Os monumentos, a paisagem, os arquivos, as bibliotecas, as cidades, as tradições imateriais constituem a matéria-prima por excelência da preservação séria da memória – de que nos fala Elena Ferrante. Lembramo-nos das campanhas de Garrett e Herculano. Não podemos deixar estragar ou destruir o que existe, devemos restaurar e valorizar o que recebemos, tornando-o acessível, divulgando-o, estudando-o e conservando-o. E devemos autonomizar as atividades criativas, constituindo um Conselho das Artes, estável, respeitado e não dependente dos ciclos eleitorais. O relatório fala-nos de dez pontos, que devemos ter bem presentes: o património cultural é uma componente-chave para o desenvolvimento, criação e competitividade de regiões, cidades, povoações e meios rurais; os países e as regiões europeus só poderão ganhar valor e atratividade (desde o turismo ao investimento económico) pelo património cultural; a criação de emprego, em especial nas pequenas e médias empresas e em áreas de grande potencial inovador, precisa da valorização do património cultural; estamos, pois, diante de uma importante fonte de criatividade e inovação, em especial pela necessidade de atrair novos públicos e de fazer participar os cidadãos; o património cultural gera riqueza, de que beneficiam todos os agentes económicos e, por via dos deveres fiscais, os próprios Estados; o património cultural ajuda à regeneração e ao ordenamento dos territórios; contribui em parte para a resposta aos desafios das mudanças climáticas pela lógica integrada em que intervém no urbanismo e nas construções; permite ainda garantir uma melhor qualidade de vida, tornando lugares de referência aprazíveis, enquanto fatores de uma melhor existência pessoal; o património cultural favorece a educação permanente, o melhor conhecimento e compreensão da história, do espaço e do tempo; e combina e articula diferentes fatores que melhoram o capital social, a coesão económica, social e territorial, favorecendo a confiança, a participação e o compromisso dos cidadãos.

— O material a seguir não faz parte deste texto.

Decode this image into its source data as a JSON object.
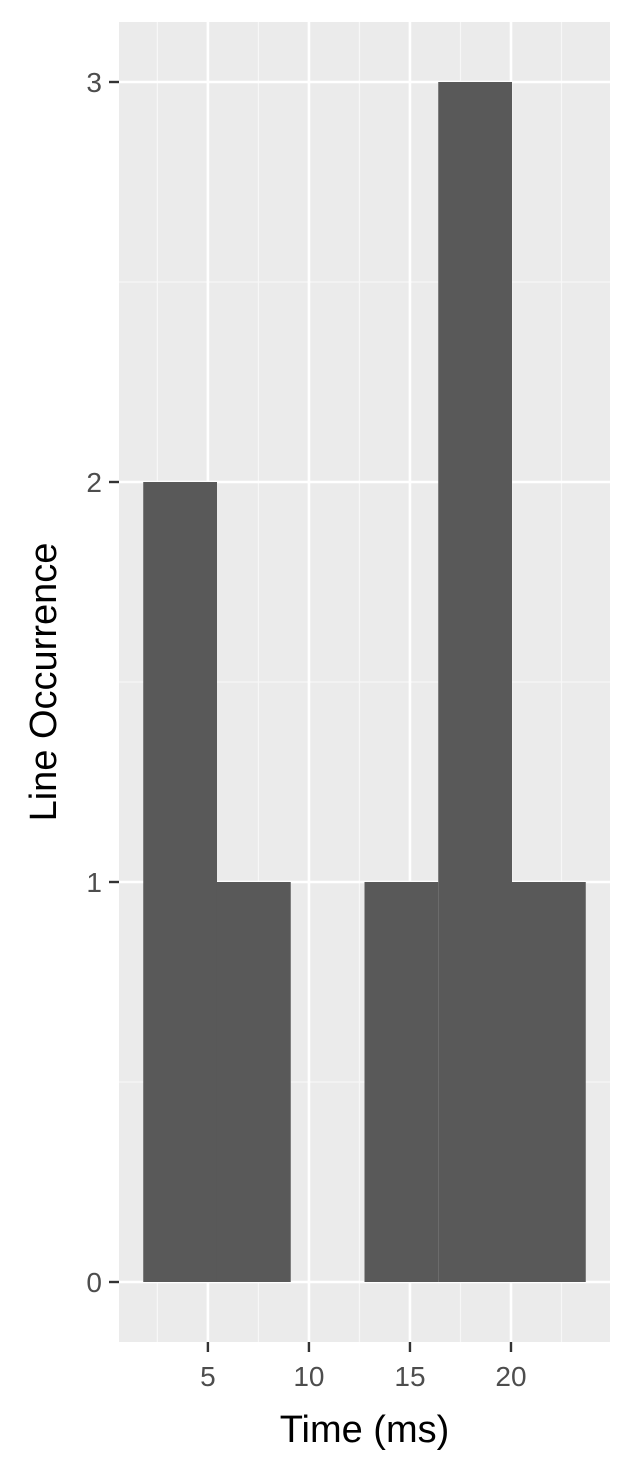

Deste modo, o «desenvolvimento sustentável» terá de envolver os domínios cultural, social, ambiental e económico. Daí cinco recomendações estratégicas, que passam pela transversalidade da cultura, pela avaliação do respetivo impacto, pela consideração de prazos alargados na ação, pela partilha e disseminação de informações e dados e pelo impacto e visibilidade desses procedimentos. Eis que o património cultural deve ter voz, significado e importância.